Non direi. C’è ancora da fare educazione, ma rispetto anche solo a un anno fa il mercato è diventato più maturo, e le imprese iniziano a conoscere bene i temi di cui si sta parlando. Machine learning e Big data sono una realtà, mentre il Cloud rappresenta di fatto la tecnologia meno invasiva per garantire la continuità del business, portando valore all’esistente, e tentare strade nuove. Mi riferisco soprattutto alle piattaforme di Data management, Marketing automation e Identity & Access management, che sono la base per costruire una visione univoca, a 360 gradi del cliente. Come? Sfruttando le informazioni generate dall’interazione degli utenti con i messaggi pubblicitari on line per generare cluster su cui possono poi essere costruiti contenuti dinamici. Oppure raccogliendo i dati delle casse per implementare analisi di Business Intelligence per la valorizzazione delle carte fedeltà. O ancora, facendo leva sulle newsletter per mappare i diversi touch point, col fine ultimo di realizzare sistemi di customer identification. A quel punto diventa possibile attivare programmi di awareness e loyalty gestibili in real time.

Come evolverà questo approccio considerando le nuove tecnologie che già si affacciano sulla scena?
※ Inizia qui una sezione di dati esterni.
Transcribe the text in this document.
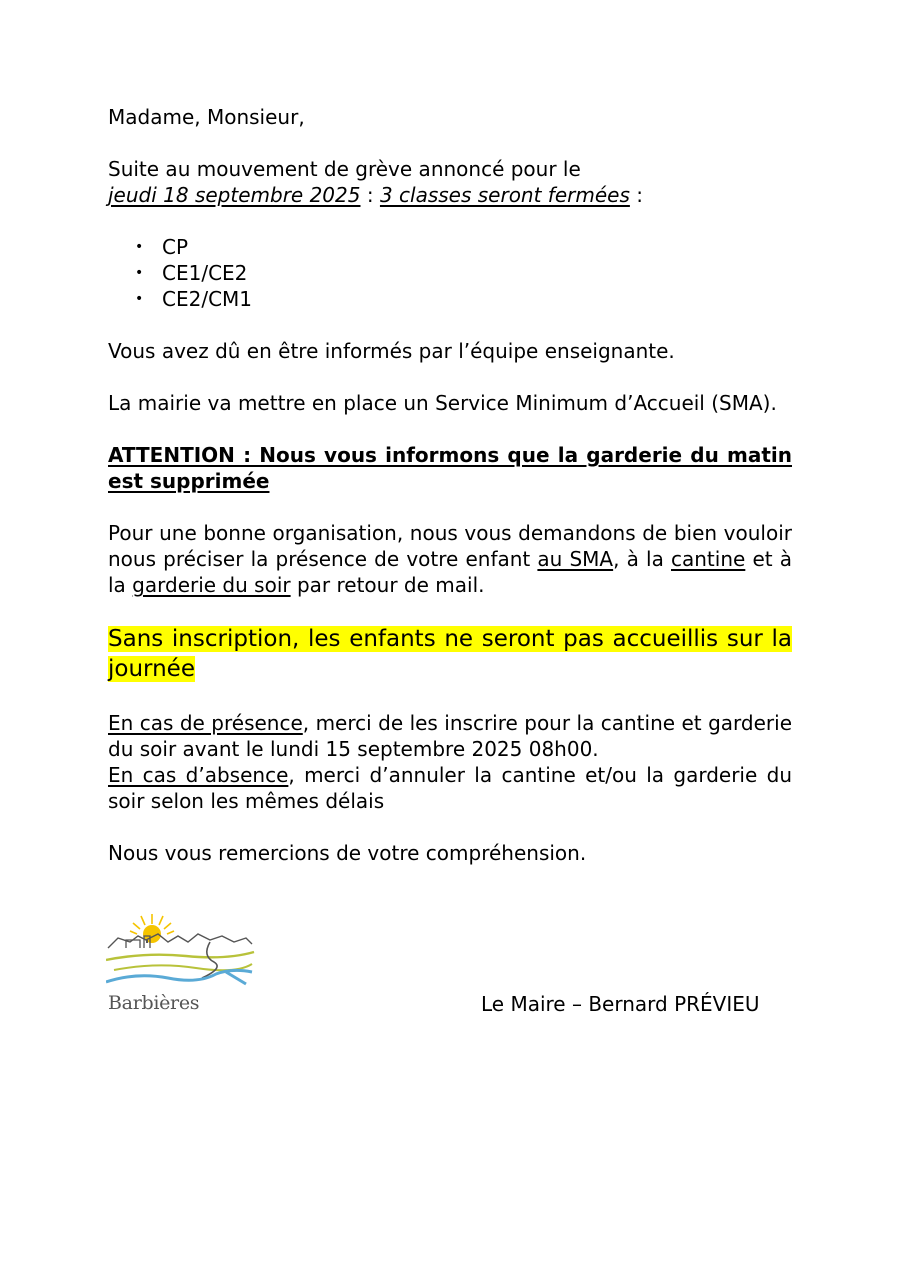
Madame, Monsieur,

Suite au mouvement de grève annoncé pour le
jeudi 18 septembre 2025 : 3 classes seront fermées :

• CP
• CE1/CE2
• CE2/CM1

Vous avez dû en être informés par l’équipe enseignante.

La mairie va mettre en place un Service Minimum d’Accueil (SMA).

ATTENTION : Nous vous informons que la garderie du matin est supprimée

Pour une bonne organisation, nous vous demandons de bien vouloir nous préciser la présence de votre enfant au SMA, à la cantine et à la garderie du soir par retour de mail.

Sans inscription, les enfants ne seront pas accueillis sur la journée

En cas de présence, merci de les inscrire pour la cantine et garderie du soir avant le lundi 15 septembre 2025 08h00.

En cas d’absence, merci d’annuler la cantine et/ou la garderie du soir selon les mêmes délais

Nous vous remercions de votre compréhension.

Barbières	Le Maire – Bernard PRÉVIEU
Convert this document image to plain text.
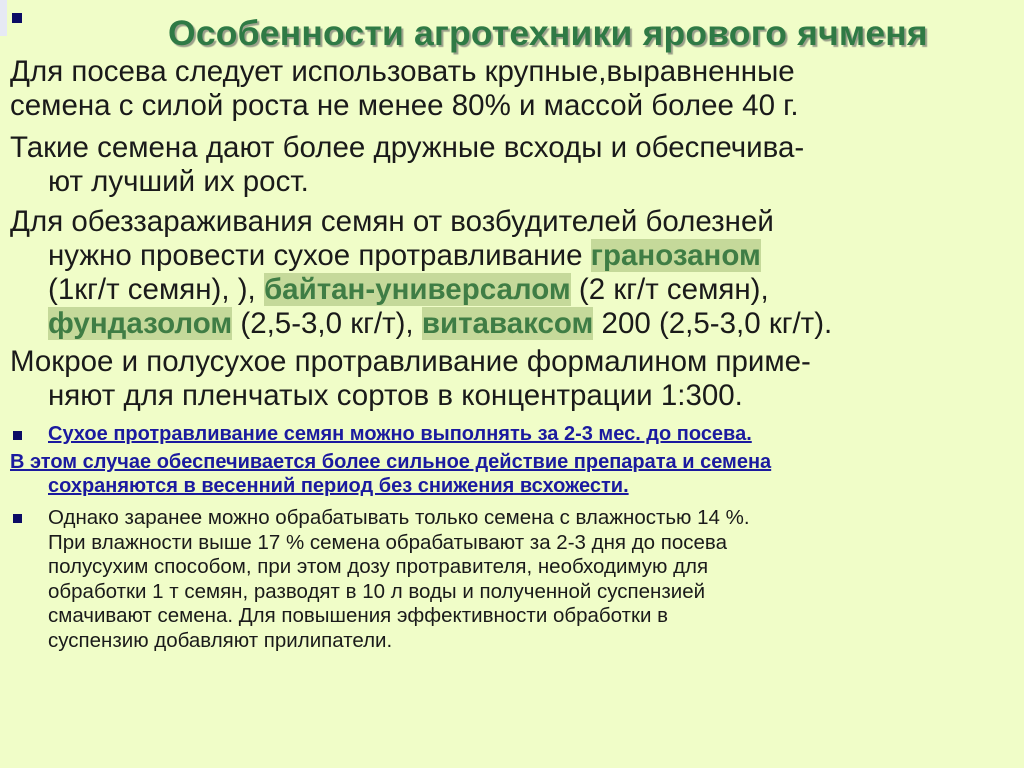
Особенности агротехники ярового ячменя

Для посева следует использовать крупные,выравненные
семена с силой роста не менее 80% и массой более 40 г.

Такие семена дают более дружные всходы и обеспечива-
ют лучший их рост.

Для обеззараживания семян от возбудителей болезней
нужно провести сухое протравливание гранозаном
(1кг/т семян), ), байтан-универсалом (2 кг/т семян),
фундазолом (2,5-3,0 кг/т), витаваксом 200 (2,5-3,0 кг/т).

Мокрое и полусухое протравливание формалином приме-
няют для пленчатых сортов в концентрации 1:300.

Сухое протравливание семян можно выполнять за 2-3 мес. до посева.
В этом случае обеспечивается более сильное действие препарата и семена
сохраняются в весенний период без снижения всхожести.
Однако заранее можно обрабатывать только семена с влажностью 14 %.
При влажности выше 17 % семена обрабатывают за 2-3 дня до посева
полусухим способом, при этом дозу протравителя, необходимую для
обработки 1 т семян, разводят в 10 л воды и полученной суспензией
смачивают семена. Для повышения эффективности обработки в
суспензию добавляют прилипатели.
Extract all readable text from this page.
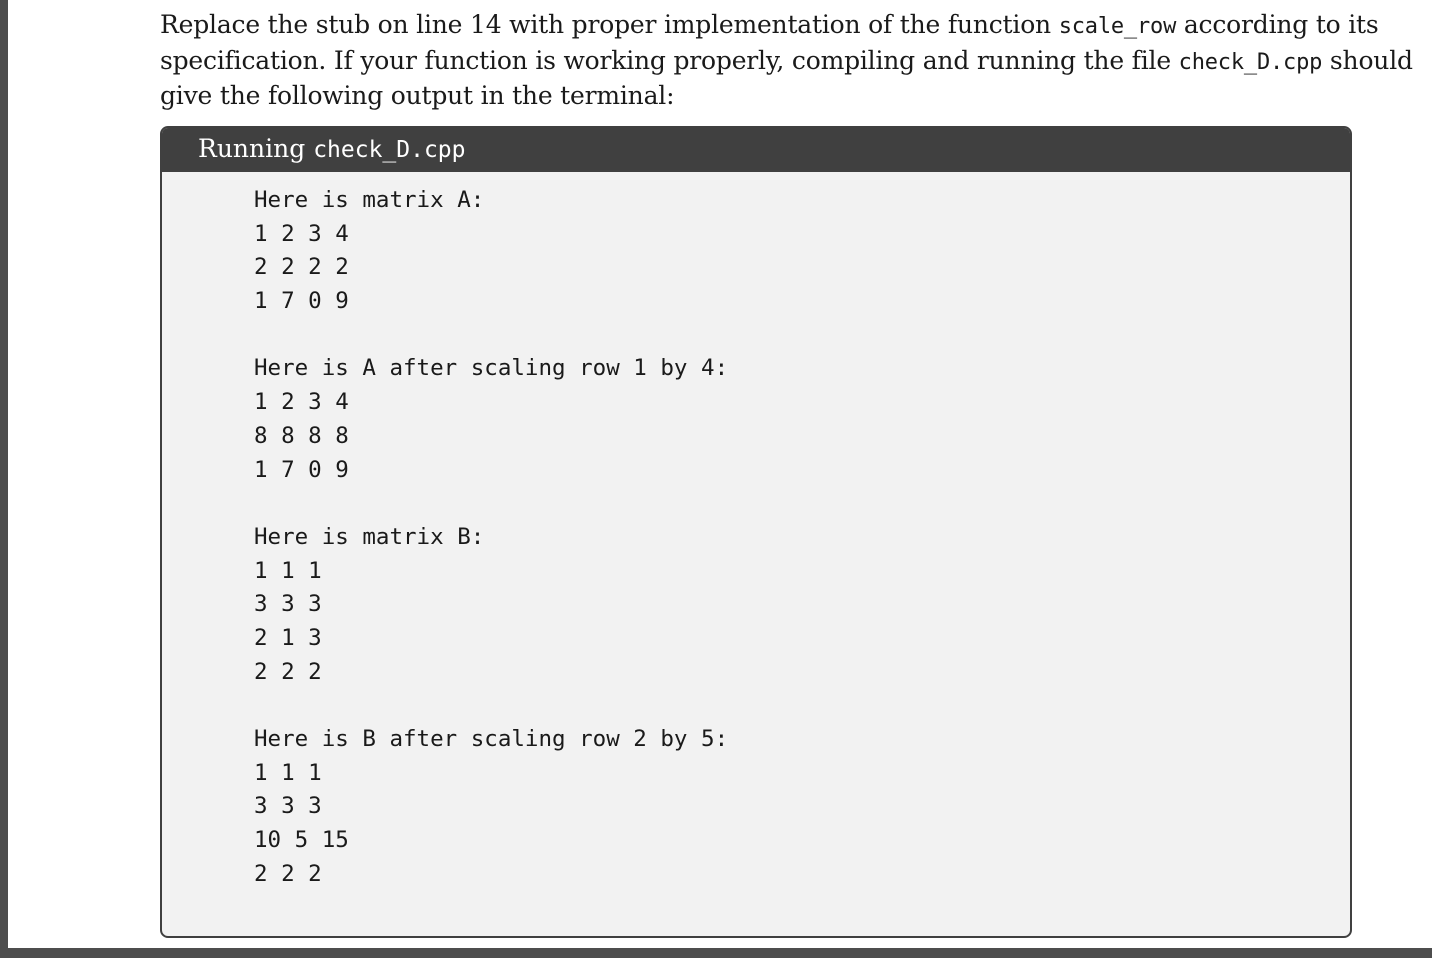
Replace the stub on line 14 with proper implementation of the function scale_row according to its
specification. If your function is working properly, compiling and running the file check_D.cpp should
give the following output in the terminal:
Running check_D.cpp
Here is matrix A:
1 2 3 4
2 2 2 2
1 7 0 9
Here is A after scaling row 1 by 4:
1 2 3 4
8 8 8 8
1 7 0 9
Here is matrix B:
1 1 1
3 3 3
2 1 3
2 2 2
Here is B after scaling row 2 by 5:
1 1 1
3 3 3
10 5 15
2 2 2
Se allude ai Wearable e all’Internet of Things, direi che non faranno altro che aggiungere nuove fonti di dati sullo status del cliente. In questo senso, aumentando la complessità del sistema, diventa ancora più importante riuscire a unificare la visione sul consumatore. Tra le altre tecnologie emergenti, oltre al Machine learning anche i chatbot sono già una realtà e sono strettamente legati al tema dell’automazione del Marketing. La sfida sarà riuscire a offrire interazioni sempre più umane, benché simulate, e ottenere analisi e metriche slegate da regole tassonomiche e capaci di farci conoscere e riconoscere l’individuo. Forse è prematuro parlare di Intelligenza artificiale, ma è quella la direzione da intraprendere se vogliamo davvero mettere il cliente al centro.